Davidhs Sun 11-Aug-19 12:32:18

A septic tank does need emptying every couple of years depending on the use of the house, if you are buying a house make sure the drainage system is working properly.
A 50 yr old system is highly suspect and the last thing you need in a new house is a drainage system that does not work, your surveyor should check that. Installing a new treatment plant is going to be £10,000 on a house of any size, and a neglected old system is a good bargaining point.

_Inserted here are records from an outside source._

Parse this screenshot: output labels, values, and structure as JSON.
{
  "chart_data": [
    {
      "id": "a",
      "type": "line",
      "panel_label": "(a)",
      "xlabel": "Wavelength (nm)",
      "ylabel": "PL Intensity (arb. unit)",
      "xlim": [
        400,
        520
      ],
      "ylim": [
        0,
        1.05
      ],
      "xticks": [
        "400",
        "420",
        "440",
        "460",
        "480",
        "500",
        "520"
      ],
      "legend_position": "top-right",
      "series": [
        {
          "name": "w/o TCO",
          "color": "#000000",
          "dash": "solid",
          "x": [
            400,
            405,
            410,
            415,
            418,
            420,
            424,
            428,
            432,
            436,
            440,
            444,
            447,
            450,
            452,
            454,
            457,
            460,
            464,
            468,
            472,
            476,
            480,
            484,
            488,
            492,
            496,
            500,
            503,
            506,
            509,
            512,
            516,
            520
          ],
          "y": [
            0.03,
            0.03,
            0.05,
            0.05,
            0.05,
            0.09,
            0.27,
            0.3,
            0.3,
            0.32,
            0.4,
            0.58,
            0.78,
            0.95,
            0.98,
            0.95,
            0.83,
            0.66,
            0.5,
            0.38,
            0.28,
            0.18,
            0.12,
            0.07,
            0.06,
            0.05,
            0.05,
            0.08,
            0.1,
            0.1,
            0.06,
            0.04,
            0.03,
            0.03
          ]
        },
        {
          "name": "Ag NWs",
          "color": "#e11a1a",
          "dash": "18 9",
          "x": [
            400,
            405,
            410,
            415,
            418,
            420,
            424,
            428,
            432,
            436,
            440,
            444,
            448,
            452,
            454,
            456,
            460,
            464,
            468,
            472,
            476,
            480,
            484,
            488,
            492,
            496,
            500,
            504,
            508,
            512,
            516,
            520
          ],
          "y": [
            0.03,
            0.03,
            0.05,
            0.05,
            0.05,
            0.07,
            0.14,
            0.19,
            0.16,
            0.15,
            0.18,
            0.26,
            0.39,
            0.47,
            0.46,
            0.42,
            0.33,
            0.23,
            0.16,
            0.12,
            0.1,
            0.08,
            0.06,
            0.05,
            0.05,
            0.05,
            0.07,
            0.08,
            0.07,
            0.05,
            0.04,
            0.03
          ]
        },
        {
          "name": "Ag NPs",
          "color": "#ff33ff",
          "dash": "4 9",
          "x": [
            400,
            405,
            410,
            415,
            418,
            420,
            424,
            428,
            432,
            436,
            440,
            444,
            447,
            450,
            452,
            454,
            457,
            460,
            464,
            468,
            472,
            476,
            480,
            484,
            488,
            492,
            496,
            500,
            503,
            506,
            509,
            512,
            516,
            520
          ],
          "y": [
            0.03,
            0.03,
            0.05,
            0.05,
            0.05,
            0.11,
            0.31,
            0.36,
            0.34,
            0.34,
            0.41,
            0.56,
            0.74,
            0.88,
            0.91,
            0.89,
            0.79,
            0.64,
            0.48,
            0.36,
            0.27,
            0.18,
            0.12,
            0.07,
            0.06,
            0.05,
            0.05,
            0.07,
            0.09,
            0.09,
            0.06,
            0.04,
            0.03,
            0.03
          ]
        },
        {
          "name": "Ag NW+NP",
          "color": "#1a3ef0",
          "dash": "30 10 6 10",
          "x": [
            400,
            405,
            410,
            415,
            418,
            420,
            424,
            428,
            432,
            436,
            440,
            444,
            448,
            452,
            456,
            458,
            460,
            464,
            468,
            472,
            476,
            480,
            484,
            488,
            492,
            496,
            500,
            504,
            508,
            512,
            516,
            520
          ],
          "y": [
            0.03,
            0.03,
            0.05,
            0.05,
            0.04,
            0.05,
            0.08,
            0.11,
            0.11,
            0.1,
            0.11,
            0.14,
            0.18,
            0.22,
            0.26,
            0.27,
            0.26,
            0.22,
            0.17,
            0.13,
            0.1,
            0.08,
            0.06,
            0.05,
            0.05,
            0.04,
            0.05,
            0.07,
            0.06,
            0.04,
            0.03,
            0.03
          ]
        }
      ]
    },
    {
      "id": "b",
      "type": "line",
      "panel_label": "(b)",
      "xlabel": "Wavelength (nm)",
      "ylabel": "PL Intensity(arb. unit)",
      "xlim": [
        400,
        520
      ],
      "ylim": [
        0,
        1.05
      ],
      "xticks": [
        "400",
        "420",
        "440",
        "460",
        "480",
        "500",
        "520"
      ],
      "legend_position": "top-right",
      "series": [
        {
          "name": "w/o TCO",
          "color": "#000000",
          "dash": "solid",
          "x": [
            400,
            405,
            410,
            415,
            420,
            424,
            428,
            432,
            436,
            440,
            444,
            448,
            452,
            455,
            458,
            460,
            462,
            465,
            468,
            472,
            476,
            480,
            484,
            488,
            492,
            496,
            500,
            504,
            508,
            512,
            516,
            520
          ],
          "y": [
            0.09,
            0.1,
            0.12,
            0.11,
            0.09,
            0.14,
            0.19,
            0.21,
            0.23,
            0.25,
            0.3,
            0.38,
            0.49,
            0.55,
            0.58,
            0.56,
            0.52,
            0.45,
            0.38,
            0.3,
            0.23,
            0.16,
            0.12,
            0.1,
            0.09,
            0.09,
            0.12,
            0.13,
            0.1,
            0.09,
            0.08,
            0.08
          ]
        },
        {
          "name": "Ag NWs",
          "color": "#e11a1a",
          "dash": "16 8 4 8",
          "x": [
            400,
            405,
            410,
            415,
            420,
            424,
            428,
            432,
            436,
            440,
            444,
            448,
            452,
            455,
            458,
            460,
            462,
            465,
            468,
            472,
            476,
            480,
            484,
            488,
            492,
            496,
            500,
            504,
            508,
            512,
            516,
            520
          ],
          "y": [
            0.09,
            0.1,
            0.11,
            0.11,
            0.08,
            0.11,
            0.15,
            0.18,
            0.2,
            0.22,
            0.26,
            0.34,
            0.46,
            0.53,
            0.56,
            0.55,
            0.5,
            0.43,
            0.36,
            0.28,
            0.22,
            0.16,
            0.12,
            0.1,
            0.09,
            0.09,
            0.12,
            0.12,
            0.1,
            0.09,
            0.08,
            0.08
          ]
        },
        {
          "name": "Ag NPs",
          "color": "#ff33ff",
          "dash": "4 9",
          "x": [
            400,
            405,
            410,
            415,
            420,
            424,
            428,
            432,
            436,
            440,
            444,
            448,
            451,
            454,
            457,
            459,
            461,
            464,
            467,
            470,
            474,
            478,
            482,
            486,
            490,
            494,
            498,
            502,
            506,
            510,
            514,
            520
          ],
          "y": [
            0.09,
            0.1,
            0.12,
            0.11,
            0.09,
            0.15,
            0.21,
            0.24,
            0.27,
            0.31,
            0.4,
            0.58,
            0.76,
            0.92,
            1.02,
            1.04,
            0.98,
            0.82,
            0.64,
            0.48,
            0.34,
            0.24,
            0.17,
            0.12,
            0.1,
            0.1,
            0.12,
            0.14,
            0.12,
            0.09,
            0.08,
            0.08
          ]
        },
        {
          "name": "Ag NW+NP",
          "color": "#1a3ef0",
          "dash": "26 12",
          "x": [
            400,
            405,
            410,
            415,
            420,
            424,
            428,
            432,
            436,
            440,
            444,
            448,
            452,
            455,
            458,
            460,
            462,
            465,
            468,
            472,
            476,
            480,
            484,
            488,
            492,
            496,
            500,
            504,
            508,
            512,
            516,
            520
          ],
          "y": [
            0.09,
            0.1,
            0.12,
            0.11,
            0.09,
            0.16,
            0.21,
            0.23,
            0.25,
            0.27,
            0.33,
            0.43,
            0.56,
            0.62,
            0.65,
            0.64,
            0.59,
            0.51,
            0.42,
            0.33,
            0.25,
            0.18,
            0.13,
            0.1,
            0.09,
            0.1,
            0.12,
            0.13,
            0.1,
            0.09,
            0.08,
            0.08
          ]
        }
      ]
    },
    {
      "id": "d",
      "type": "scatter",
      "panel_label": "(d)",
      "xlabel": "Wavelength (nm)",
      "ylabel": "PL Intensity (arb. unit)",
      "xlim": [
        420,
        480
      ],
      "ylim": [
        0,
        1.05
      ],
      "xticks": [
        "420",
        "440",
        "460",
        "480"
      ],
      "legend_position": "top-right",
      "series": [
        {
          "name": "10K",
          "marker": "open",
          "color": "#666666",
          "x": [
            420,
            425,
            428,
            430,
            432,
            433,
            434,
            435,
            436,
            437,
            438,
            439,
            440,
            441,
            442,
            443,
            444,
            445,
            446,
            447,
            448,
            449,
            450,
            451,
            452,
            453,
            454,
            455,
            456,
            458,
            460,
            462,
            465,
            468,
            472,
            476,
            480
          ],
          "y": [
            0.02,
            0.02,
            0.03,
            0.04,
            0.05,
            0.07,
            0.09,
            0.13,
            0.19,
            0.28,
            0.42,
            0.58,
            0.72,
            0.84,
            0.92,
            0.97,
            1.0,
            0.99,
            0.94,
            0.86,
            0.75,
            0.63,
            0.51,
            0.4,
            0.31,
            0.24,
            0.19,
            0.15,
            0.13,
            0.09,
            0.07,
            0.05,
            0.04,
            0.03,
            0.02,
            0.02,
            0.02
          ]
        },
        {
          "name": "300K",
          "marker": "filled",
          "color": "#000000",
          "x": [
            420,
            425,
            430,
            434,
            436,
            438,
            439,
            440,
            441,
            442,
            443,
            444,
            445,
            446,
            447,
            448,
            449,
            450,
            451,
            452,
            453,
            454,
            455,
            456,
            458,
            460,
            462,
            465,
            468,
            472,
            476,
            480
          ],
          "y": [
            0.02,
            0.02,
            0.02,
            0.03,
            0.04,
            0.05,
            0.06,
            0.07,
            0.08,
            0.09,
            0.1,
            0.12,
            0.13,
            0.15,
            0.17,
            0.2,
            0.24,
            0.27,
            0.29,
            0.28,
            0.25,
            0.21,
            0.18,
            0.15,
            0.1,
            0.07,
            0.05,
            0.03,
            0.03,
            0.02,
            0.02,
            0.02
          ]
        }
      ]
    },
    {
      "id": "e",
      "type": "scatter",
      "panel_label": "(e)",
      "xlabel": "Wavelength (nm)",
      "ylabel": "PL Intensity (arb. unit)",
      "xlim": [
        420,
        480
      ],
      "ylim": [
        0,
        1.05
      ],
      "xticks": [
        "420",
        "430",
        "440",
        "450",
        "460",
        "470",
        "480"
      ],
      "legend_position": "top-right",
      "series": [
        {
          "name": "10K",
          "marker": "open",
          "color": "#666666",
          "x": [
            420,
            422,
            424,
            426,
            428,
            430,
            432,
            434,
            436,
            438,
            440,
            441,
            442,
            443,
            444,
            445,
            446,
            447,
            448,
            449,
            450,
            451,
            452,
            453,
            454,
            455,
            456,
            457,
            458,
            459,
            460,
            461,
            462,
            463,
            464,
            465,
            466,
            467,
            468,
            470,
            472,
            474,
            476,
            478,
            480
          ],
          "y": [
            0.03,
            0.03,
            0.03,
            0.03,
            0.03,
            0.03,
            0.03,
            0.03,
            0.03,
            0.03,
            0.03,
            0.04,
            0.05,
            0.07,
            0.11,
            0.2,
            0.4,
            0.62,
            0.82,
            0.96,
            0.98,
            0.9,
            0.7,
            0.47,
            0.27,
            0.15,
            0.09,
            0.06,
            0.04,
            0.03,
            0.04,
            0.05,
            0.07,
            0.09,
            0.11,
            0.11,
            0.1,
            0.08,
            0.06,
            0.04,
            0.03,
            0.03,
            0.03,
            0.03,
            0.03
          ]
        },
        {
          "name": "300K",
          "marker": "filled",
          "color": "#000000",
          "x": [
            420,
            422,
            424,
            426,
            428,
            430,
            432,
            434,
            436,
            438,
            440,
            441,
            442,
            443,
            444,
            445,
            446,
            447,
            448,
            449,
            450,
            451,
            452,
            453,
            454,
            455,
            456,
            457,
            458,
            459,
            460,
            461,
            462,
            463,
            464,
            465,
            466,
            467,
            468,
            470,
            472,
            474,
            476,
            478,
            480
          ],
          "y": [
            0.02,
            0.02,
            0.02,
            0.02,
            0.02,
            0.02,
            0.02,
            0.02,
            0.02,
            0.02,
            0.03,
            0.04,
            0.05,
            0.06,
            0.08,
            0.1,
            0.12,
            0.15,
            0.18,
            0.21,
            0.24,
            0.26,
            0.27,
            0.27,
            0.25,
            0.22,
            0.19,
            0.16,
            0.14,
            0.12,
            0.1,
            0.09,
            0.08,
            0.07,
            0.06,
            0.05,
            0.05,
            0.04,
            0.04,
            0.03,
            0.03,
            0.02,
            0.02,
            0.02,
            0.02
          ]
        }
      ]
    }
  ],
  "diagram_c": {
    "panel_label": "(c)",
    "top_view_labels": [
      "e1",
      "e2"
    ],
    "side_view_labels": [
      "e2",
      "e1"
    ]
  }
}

More modern houses might have a “Klargester” type treatment plant, again it needs servicing periodically, at present water authorities don’t routinely check private drainage systems but in the future that may well change

Fennel Sun 11-Aug-19 15:46:45

I think you should find out from the seller what type of septic tank it is, when it was installed, when it was last emptied etc. Some people say they should never have to be emptied.
The possible laws mentioned by David only seem to apply if the tank drains off into a fresh waterway.
The french rules were more comprehensive but sanctions were rarely applied. The problem was too widespread.
Cereal farmers used to spray their fields with the contents, but this was stopped by the EU some time ago. I remember going to a meeting when this was told by the Maire and the farmers weren't happy about it.

M0nica Sun 11-Aug-19 15:50:29

Fennel, the French are getting much stricter over the application of the rules regarding septic tanks. That was why we had our, admittedly, undersized one, not that it caused any problems, replaced by a new larger regulation compliant one.